Have natal Mars in 9th @ 8 degrees Cancer Opposite Natal Saturn at 7 degreed Capricorn in the 3rd. Mercury in the 6th at 6 degrees of Aries. Pluto is conjuncting my Saturn, opposite Mars and squaring Mercury i think? As well, as Uranus by transit, right on the edge of my 7th house cusp. just exhausted. any input? thanks.
This T-square has some pretty sweet aspects to my natal chart, sextiling and trining my Venus at 8 Pisces and my Moon+Mars at 7 Scorpio. That’s six positive aspects all within a single degree orb!
Maybe it’ll shake things up in a good way.
It’s kind of like dancing and keeping in step to some new moves you’ve learned and watching the scenery and an occasional conflicting situation. People seem to be winding up in the direction they’ve been heading; and those that stop to overthink it too much will risk tripping.
the neonatologist wants to see me every week for the next month and then twice a week the following two months. (these appointments last two to three hours and involve lots of expensive medical equipment and trained professionals.) insane.
someone is paying for all this medical care. me, i’m just losing hours of work. that i really need to get paid for. considering i will be taking unpaid time off in large chunks here real soon.
so, uhm, no. not unless there’s actually reason to think something might be wrong. which there isn’t. it’s all cover your ass for malpractice crap.
should get interesting.
i have felt this way until the transit. feeling quite balanced today. i also feel like i am gathering strength, that i must be watching myself and waiting for something. but i am a libra sun. my leo partner and i may have experienced some sort of liberation. this pluto must have worked well for us.
Holy moly.

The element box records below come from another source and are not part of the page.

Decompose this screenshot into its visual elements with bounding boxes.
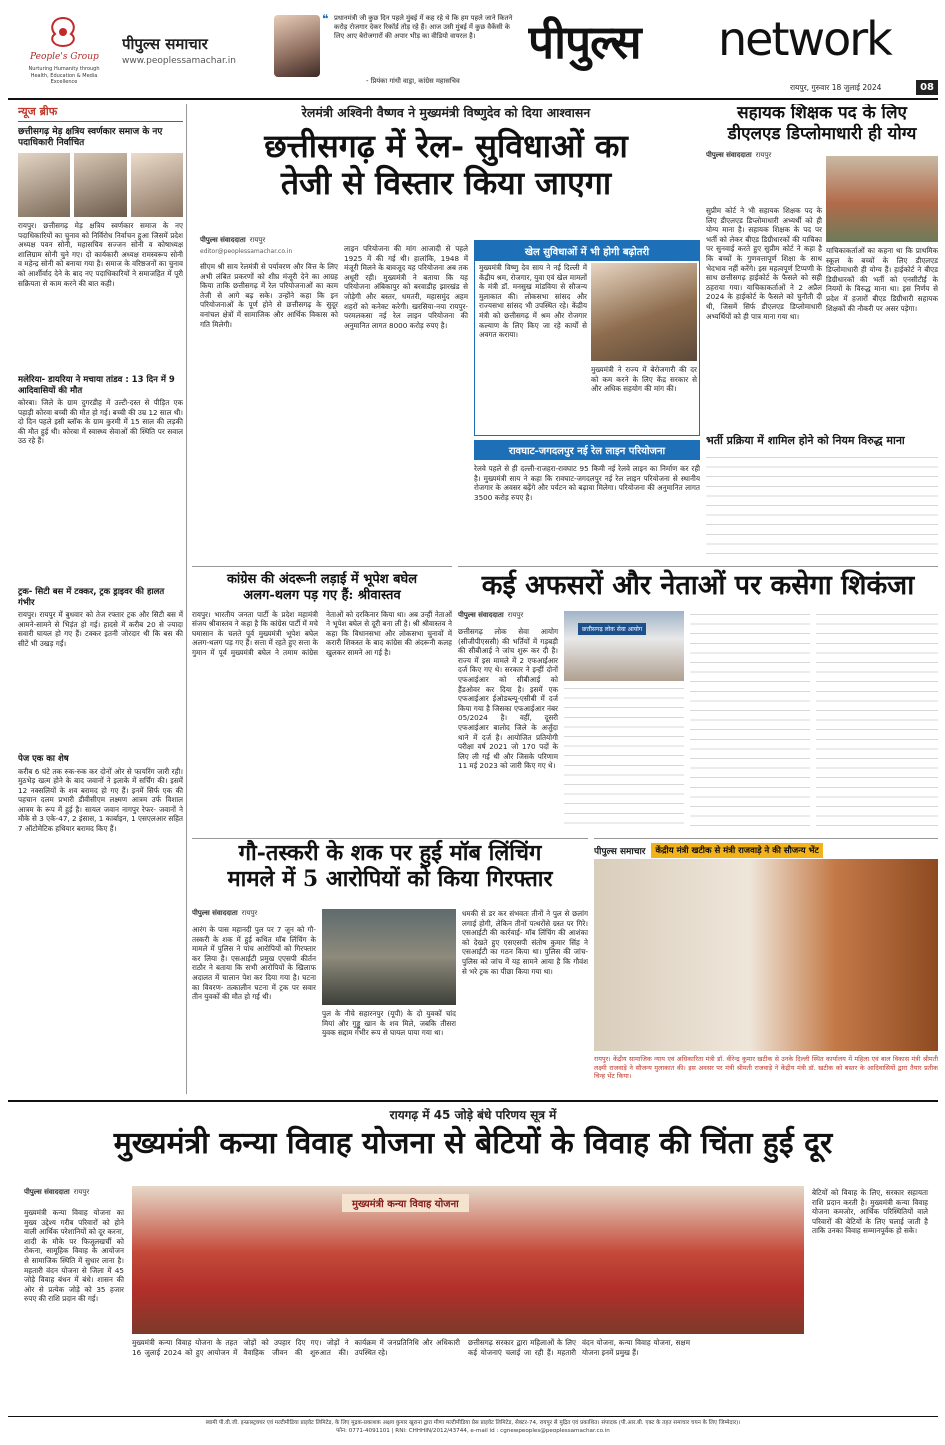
marriage-byline-city: रायपुर	[73, 1188, 90, 1196]
sports-box-caption: मुख्यमंत्री ने राज्य में बेरोजगारी की दर को कम करने के लिए केंद्र सरकार से और अधिक सहयोग की मांग की।	[591, 365, 697, 394]
meeting-banner: केंद्रीय मंत्री खटीक से मंत्री राजवाड़े ने की सौजन्य भेंट	[651, 843, 822, 858]
sports-box-body: मुख्यमंत्री विष्णु देव साय ने नई दिल्ली में केंद्रीय श्रम, रोजगार, युवा एवं खेल मामलों के मंत्री डॉ. मनसुख मांडविया से सौजन्य मुलाकात की। लोकसभा सांसद और राज्यसभा सांसद भी उपस्थित रहे। केंद्रीय मंत्री को छत्तीसगढ़ में श्रम और रोजगार कल्याण के लिए किए जा रहे कार्यों से अवगत कराया।	[479, 263, 587, 340]
dateline-bar	[790, 80, 938, 96]
marriage-byline	[24, 1188, 89, 1197]
marriage-body-mid1: मुख्यमंत्री कन्या विवाह योजना के तहत 16 जुलाई 2024 को हुए आयोजन में जोड़ों को उपहार दिए गए। जोड़ों ने वैवाहिक जीवन की शुरुआत की। कार्यक्रम में जनप्रतिनिधि और अधिकारी उपस्थित रहे।	[132, 1338, 460, 1357]
lead-kicker: रेलमंत्री अश्विनी वैष्णव ने मुख्यमंत्री विष्णुदेव को दिया आश्वासन	[301, 105, 591, 120]
congress-body: रायपुर। भारतीय जनता पार्टी के प्रदेश महामंत्री संजय श्रीवास्तव ने कहा है कि कांग्रेस पार्टी में मचे घमासान के चलते पूर्व मुख्यमंत्री भूपेश बघेल अलग-थलग पड़ गए हैं। सत्ता में रहते हुए सत्ता के गुमान में पूर्व मुख्यमंत्री बघेल ने तमाम कांग्रेस नेताओं को दरकिनार किया था। अब उन्हीं नेताओं ने भूपेश बघेल से दूरी बना ली है। श्री श्रीवास्तव ने कहा कि विधानसभा और लोकसभा चुनावों में करारी शिकस्त के बाद कांग्रेस की अंदरूनी कलह खुलकर सामने आ गई है।	[192, 609, 452, 657]
marriage-body-left: मुख्यमंत्री कन्या विवाह योजना का मुख्य उद्देश्य गरीब परिवारों को होने वाली आर्थिक परेशानियों को दूर करना, शादी के मौके पर फिजूलखर्ची को रोकना, सामूहिक विवाह के आयोजन से सामाजिक स्थिति में सुधार लाना है। महतारी वंदन योजना से जिला में 45 जोड़े विवाह बंधन में बंधे। शासन की ओर से प्रत्येक जोड़े को 35 हजार रुपए की राशि प्रदान की गई।	[24, 1208, 124, 1304]
marriage-body-right: बेटियों को विवाह के लिए, सरकार सहायता राशि प्रदान करती है। मुख्यमंत्री कन्या विवाह योजना कमजोर, आर्थिक परिस्थितियों वाले परिवारों की बेटियों के लिए चलाई जाती है ताकि उनका विवाह सम्मानपूर्वक हो सके।	[812, 1188, 928, 1236]
lynching-byline	[192, 909, 257, 918]
brief-headline-2: मलेरिया- डायरिया ने मचाया तांडव : 13 दिन में 9 आदिवासियों की मौत	[18, 375, 175, 396]
lynching-byline-city: रायपुर	[241, 909, 258, 917]
officers-body-mid	[564, 685, 684, 831]
brief-photo-3	[131, 153, 183, 217]
meeting-photo	[594, 859, 938, 1051]
samachar-name: पीपुल्स समाचार	[122, 35, 208, 53]
brief-body-4: करीब 6 घंटे तक रुक-रुक कर दोनों ओर से फायरिंग जारी रही। मुठभेड़ खत्म होने के बाद जवानों ने इलाके में सर्चिंग की। इसमें 12 नक्सलियों के शव बरामद हो गए हैं। इनमें सिर्फ एक की पहचान दलम प्रभारी डीवीसीएम लक्ष्मण आत्रम उर्फ विशाल आत्रम के रूप में हुई है। सायल जवान नागपुर रेफर- जवानों ने मौके से 3 एके-47, 2 इंसास, 1 कार्बाइन, 1 एसएलआर सहित 7 ऑटोमेटिक हथियार बरामद किए हैं।	[18, 766, 183, 834]
quote-attribution: - प्रियंका गांधी वाड्रा, कांग्रेस महासचिव	[366, 77, 460, 85]
congress-headline-line2: अलग-थलग पड़ गए हैं: श्रीवास्तव	[243, 588, 401, 604]
marriage-story	[8, 1100, 938, 1412]
brief-headline-1: छत्तीसगढ़ मेड़ क्षत्रिय स्वर्णकार समाज के नए पदाधिकारी निर्वाचित	[18, 127, 163, 148]
officers-body-right1	[690, 611, 810, 831]
sports-box	[474, 240, 700, 436]
lead-email: editor@peoplessamachar.co.in	[200, 248, 293, 255]
lynching-headline-line2: मामले में 5 आरोपियों को किया गिरफ्तार	[227, 866, 553, 893]
brief-headline-4: पेज एक का शेष	[18, 754, 69, 764]
peoples-group-tagline: Nurturing Humanity through Health, Education & Media Excellence	[28, 66, 100, 85]
lead-body-col1: सीएम श्री साय रेलमंत्री से पर्यावरण और वित्त के लिए अभी लंबित प्रकरणों को शीघ्र मंजूरी देने का आग्रह किया ताकि छत्तीसगढ़ में रेल परियोजनाओं का काम तेजी से आगे बढ़ सके। उन्होंने कहा कि इन परियोजनाओं के पूर्ण होने से छत्तीसगढ़ के सुदूर वनांचल क्षेत्रों में सामाजिक और आर्थिक विकास को गति मिलेगी।	[200, 262, 338, 329]
footer-imprint	[8, 1416, 938, 1442]
quote-icon: ❝	[322, 14, 329, 26]
teacher-subhead: भर्ती प्रक्रिया में शामिल होने को नियम विरुद्ध माना	[706, 434, 905, 447]
peoples-group-logo-text: People's Group	[30, 52, 99, 62]
lead-byline-city: रायपुर	[249, 236, 266, 244]
rail-box-headline: रावघाट-जगदलपुर नई रेल लाइन परियोजना	[474, 440, 700, 460]
lynching-body: आरंग के पास महानदी पुल पर 7 जून को गौ-तस्करी के शक में हुई कथित मॉब लिंचिंग के मामले में पुलिस ने पांच आरोपियों को गिरफ्तार कर लिया है। एसआईटी प्रमुख एएसपी कीर्तन राठौर ने बताया कि सभी आरोपियों के खिलाफ अदालत में चालान पेश कर दिया गया है। घटना का विवरण- तत्कालीन घटना में ट्रक पर सवार तीन युवकों की मौत हो गई थी।	[192, 925, 316, 1002]
peoples-group-emblem-icon	[43, 14, 83, 50]
left-column-rule	[186, 104, 187, 1094]
teacher-court-photo	[826, 156, 938, 242]
network-brand	[528, 10, 940, 76]
meeting-banner-row	[594, 843, 938, 858]
lead-headline-line2: तेजी से विस्तार किया जाएगा	[280, 164, 612, 203]
lynching-body2: धमकी से डर कर संभवतः तीनों ने पुल से छलांग लगाई होगी, लेकिन तीनों पत्थरोंसे ग्रस्त पर गिरे। एसआईटी की कार्रवाई- मॉब लिंचिंग की आशंका को देखते हुए एसएसपी संतोष कुमार सिंह ने एसआईटी का गठन किया था। पुलिस की जांच- पुलिस को जांच में यह सामने आया है कि गौवंश से भरे ट्रक का पीछा किया गया था।	[462, 909, 588, 976]
sports-box-photo	[591, 263, 697, 361]
teacher-byline-name: पीपुल्स संवाददाता	[706, 151, 752, 160]
officers-story	[458, 566, 938, 834]
page-number: 08	[916, 80, 938, 95]
brief-photo-2	[74, 153, 126, 217]
brief-body-3: रायपुर। रायपुर में बुधवार को तेज रफ्तार ट्रक और सिटी बस में आमने-सामने से भिड़ंत हो गई। हादसे में करीब 20 से ज्यादा सवारी घायल हो गए हैं। टक्कर इतनी जोरदार थी कि बस की सीटें भी उखड़ गईं।	[18, 610, 183, 648]
network-brand-english: network	[718, 12, 891, 66]
brief-headline-3: ट्रक- सिटी बस में टक्कर, ट्रक ड्राइवर की हालत गंभीर	[18, 587, 165, 608]
marriage-body-mid2: छत्तीसगढ़ सरकार द्वारा महिलाओं के लिए कई योजनाएं चलाई जा रही हैं। महतारी वंदन योजना, कन्या विवाह योजना, सक्षम योजना इनमें प्रमुख हैं।	[468, 1338, 690, 1357]
news-brief-column	[18, 104, 183, 1094]
teacher-body-right: याचिकाकर्ताओं का कहना था कि प्राथमिक स्कूल के बच्चों के लिए डीएलएड डिप्लोमाधारी ही योग्य हैं। हाईकोर्ट ने बीएड डिग्रीधारकों की भर्ती को एनसीटीई के नियमों के विरुद्ध माना था। इस निर्णय से प्रदेश में हजारों बीएड डिग्रीधारी सहायक शिक्षकों की नौकरी पर असर पड़ेगा।	[826, 246, 938, 313]
officers-body: छत्तीसगढ़ लोक सेवा आयोग (सीजीपीएससी) की भर्तियों में गड़बड़ी की सीबीआई ने जांच शुरू कर दी है। राज्य में इस मामले में 2 एफआईआर दर्ज किए गए थे। सरकार ने इन्हीं दोनों एफआईआर को सीबीआई को हैंडओवर कर दिया है। इसमें एक एफआईआर ईओडब्ल्यू-एसीबी में दर्ज किया गया है जिसका एफआईआर नंबर 05/2024 है। वहीं, दूसरी एफआईआर बालोद जिले के अर्जुंदा थाने में दर्ज है। आयोजित प्रतियोगी परीक्षा वर्ष 2021 जो 170 पदों के लिए ली गई थी और जिसके परिणाम 11 मई 2023 को जारी किए गए थे।	[458, 627, 558, 771]
teacher-body: सुप्रीम कोर्ट ने भी सहायक शिक्षक पद के लिए डीएलएड डिप्लोमाधारी अभ्यर्थी को ही योग्य माना है। सहायक शिक्षक के पद पर भर्ती को लेकर बीएड डिग्रीधारकों की याचिका पर सुनवाई करते हुए सुप्रीम कोर्ट ने कहा है कि बच्चों के गुणवत्तापूर्ण शिक्षा के साथ भेदभाव नहीं करेंगे। इस महत्वपूर्ण टिप्पणी के साथ छत्तीसगढ़ हाईकोर्ट के फैसले को सही ठहराया गया। याचिकाकर्ताओं ने 2 अप्रैल 2024 के हाईकोर्ट के फैसले को चुनौती दी थी, जिसमें सिर्फ डीएलएड डिप्लोमाधारी अभ्यर्थियों को ही पात्र माना गया था।	[706, 206, 822, 321]
teacher-sub-body	[706, 454, 938, 554]
officers-photo	[564, 611, 684, 681]
brief-photo-1	[18, 153, 70, 217]
lead-headline-line1: छत्तीसगढ़ में रेल- सुविधाओं का	[264, 127, 628, 165]
lead-body-col2: लाइन परियोजना की मांग आजादी से पहले 1925 में की गई थी। हालांकि, 1948 में मंजूरी मिलने के बावजूद यह परियोजना अब तक अधूरी रही। मुख्यमंत्री ने बताया कि यह परियोजना अंबिकापुर को बरवाडीह झारखंड से जोड़ेगी और बस्तर, धमतरी, महासमुंद अहम शहरों को कनेक्ट करेगी। खरसिया-नया रायपुर-परमलकसा नई रेल लाइन परियोजना की अनुमानित लागत 8000 करोड़ रुपए है।	[344, 244, 468, 330]
teacher-headline-line2: डीएलएड डिप्लोमाधारी ही योग्य	[727, 123, 917, 144]
samachar-brand	[122, 34, 272, 74]
officers-photo-sign: छत्तीसगढ़ लोक सेवा आयोग	[578, 623, 646, 635]
lynching-headline-line1: गौ-तस्करी के शक पर हुई मॉब लिंचिंग	[238, 840, 542, 866]
quote-box	[322, 14, 518, 86]
masthead-divider	[8, 98, 938, 100]
teacher-headline-line1: सहायक शिक्षक पद के लिए	[737, 104, 907, 123]
lead-email-line	[200, 248, 292, 255]
officers-byline-name: पीपुल्स संवाददाता	[458, 611, 504, 619]
samachar-url: www.peoplessamachar.in	[122, 56, 236, 66]
lynching-story	[192, 838, 588, 1092]
quote-portrait	[274, 15, 320, 77]
officers-byline	[458, 611, 523, 620]
masthead	[0, 0, 945, 100]
teacher-story	[706, 104, 938, 558]
peoples-group-logo	[8, 14, 118, 96]
meeting-caption: रायपुर। केंद्रीय सामाजिक न्याय एवं अधिकारिता मंत्री डॉ. वीरेन्द्र कुमार खटीक से उनके दिल्ली स्थित कार्यालय में महिला एवं बाल विकास मंत्री श्रीमती लक्ष्मी राजवाड़े ने सौजन्य मुलाकात की। इस अवसर पर मंत्री श्रीमती राजवाड़े ने केंद्रीय मंत्री डॉ. खटीक को बस्तर के आदिवासियों द्वारा तैयार प्रतीक चिन्ह भेंट किया।	[594, 1055, 938, 1080]
congress-story	[192, 566, 452, 834]
marriage-photo	[132, 1186, 804, 1334]
officers-headline: कई अफसरों और नेताओं पर कसेगा शिकंजा	[481, 570, 915, 601]
quote-text: प्रधानमंत्री जी कुछ दिन पहले मुंबई में कह रहे थे कि हम पहले जाने कितने करोड़ रोजगार देकर रिकॉर्ड तोड़ रहे हैं। आज उसी मुंबई में कुछ वैकेंसी के लिए आए बेरोजगारों की अपार भीड़ का वीडियो वायरल है।	[334, 14, 513, 40]
network-brand-hindi: पीपुल्स	[528, 15, 641, 69]
marriage-kicker: रायगढ़ में 45 जोड़े बंधे परिणय सूत्र में	[389, 1108, 557, 1122]
sports-box-headline: खेल सुविधाओं में भी होगी बढ़ोतरी	[475, 241, 699, 261]
teacher-byline-city: रायपुर	[755, 151, 772, 160]
meeting-story	[594, 838, 938, 1092]
lynching-photo-caption: पुल के नीचे सहारनपुर (यूपी) के दो युवकों चांद मियां और गुड्डू खान के शव मिले, जबकि तीसरा युवक सद्दाम गंभीर रूप से घायल पाया गया था।	[322, 1009, 456, 1038]
news-brief-label: न्यूज ब्रीफ	[18, 104, 183, 122]
lead-byline	[200, 236, 265, 245]
congress-headline-line1: कांग्रेस की अंदरूनी लड़ाई में भूपेश बघेल	[226, 572, 418, 587]
marriage-byline-name: पीपुल्स संवाददाता	[24, 1188, 70, 1196]
footer-imprint-line2: फोन: 0771-4091101 | RNI: CHHHIN/2012/43744, e-mail id : cgnewpeoples@peoplessamachar.co.in	[336, 1428, 610, 1434]
footer-imprint-line1: स्वामी पी.वी.जी. इन्फ्रास्ट्रक्चर एवं मल्टीमीडिया प्राइवेट लिमिटेड, के लिए मुद्रक-प्रकाशक अक्षय कुमार खुराना द्वारा मीणा मल्टीमीडिया प्रेस प्राइवेट लिमिटेड, सेक्टर-74, रायपुर से मुद्रित एवं प्रकाशित। संपादक (पी.आर.बी. एक्ट के तहत समाचार चयन के लिए जिम्मेदार)।	[205, 1420, 741, 1426]
lynching-truck-photo	[322, 909, 456, 1005]
marriage-stage-banner: मुख्यमंत्री कन्या विवाह योजना	[342, 1194, 469, 1212]
rail-box	[474, 440, 700, 564]
lead-story	[192, 104, 700, 564]
brief-photos	[18, 153, 183, 217]
brief-body-1: रायपुर। छत्तीसगढ़ मेड़ क्षत्रिय स्वर्णकार समाज के नए पदाधिकारियों का चुनाव को निर्विरोध निर्वाचन हुआ जिसमें प्रदेश अध्यक्ष पवन सोनी, महासचिव सज्जन सोनी व कोषाध्यक्ष शालिग्राम सोनी चुने गए। दो कार्यकारी अध्यक्ष रामस्वरूप सोनी व महेन्द्र सोनी को बनाया गया है। समाज के वरिष्ठजनों का चुनाव को आर्शीर्वाद देने के बाद नए पदाधिकारियों ने समाजहित में पूरी सक्रियता से काम करने की बात कही।	[18, 221, 183, 288]
officers-body-right2	[816, 611, 938, 831]
rail-box-body: रेलवे पहले से ही दल्ली-राजहरा-रावघाट 95 किमी नई रेलवे लाइन का निर्माण कर रही है। मुख्यमंत्री साय ने कहा कि रावघाट-जगदलपुर नई रेल लाइन परियोजना से स्थानीय रोजगार के अवसर बढ़ेंगे और पर्यटन को बढ़ावा मिलेगा। परियोजना की अनुमानित लागत 3500 करोड़ रुपए है।	[474, 464, 700, 502]
brief-body-2: कोरबा। जिले के ग्राम दुगरडीह में उल्टी-दस्त से पीड़ित एक पहाड़ी कोरवा बच्ची की मौत हो गई। बच्ची की उम्र 12 साल थी। दो दिन पहले इसी ब्लॉक के ग्राम कुरमी में 15 साल की लड़की की मौत हुई थी। कोरबा में स्वास्थ्य सेवाओं की स्थिति पर सवाल उठ रहे हैं।	[18, 398, 183, 446]
meeting-paper-label: पीपुल्स समाचार	[594, 847, 646, 857]
officers-byline-city: रायपुर	[507, 611, 524, 619]
dateline: रायपुर, गुरुवार 18 जुलाई 2024	[790, 83, 882, 92]
lead-byline-name: पीपुल्स संवाददाता	[200, 236, 246, 244]
marriage-headline: मुख्यमंत्री कन्या विवाह योजना से बेटियों के विवाह की चिंता हुई दूर	[113, 1126, 833, 1161]
lynching-byline-name: पीपुल्स संवाददाता	[192, 909, 238, 917]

Screamed my head off at my man on Friday because he pushed my buttons over money. I’ve been funding him for over a year while he goes on his crusade against the system (while living off my money earned from working in the system). All I/we want is a home and a family but this is never going to happen with all the stress (mortgagee sale on his part/armed police/court hearings over his strategy against the system) I am constantly under, while also having to provide the stability of home and money. I mean yes I lost my rag – but is it surprising…
i had a friend eat a bullet on tuesday. and this pretty much spells out what led up to it. she hid it pretty well, though. no one suspected. although based upon what she’d been going through, i am not surprised, after the fact. for what good that does now. i guess i had more faith in her resilience.
natal sun/moon/mercury/venus/neptune opposition between cancer/capricorn dragged into the tsquare.
transiting sun on natal mars, squaring natal pluto and jupiter.
she was well loved. a beautiful spirit. the shock waves are pretty immense.
being a pregnant woman in a house full of grieving people is a strange experience. serving as some weird icon of hope but personally, hormonally ballistic.
nevermind the fact that i could use a couple shots of jameson myself. but that can wait.
I’m so sorry. 🙁
Words fail. (((eris)))
thank you. so very much.
i’m having a hard time working my head around it. and i’m watching people take it even harder and trying to keep them sane… it helps that i have aquarius, at times like this. but only so much.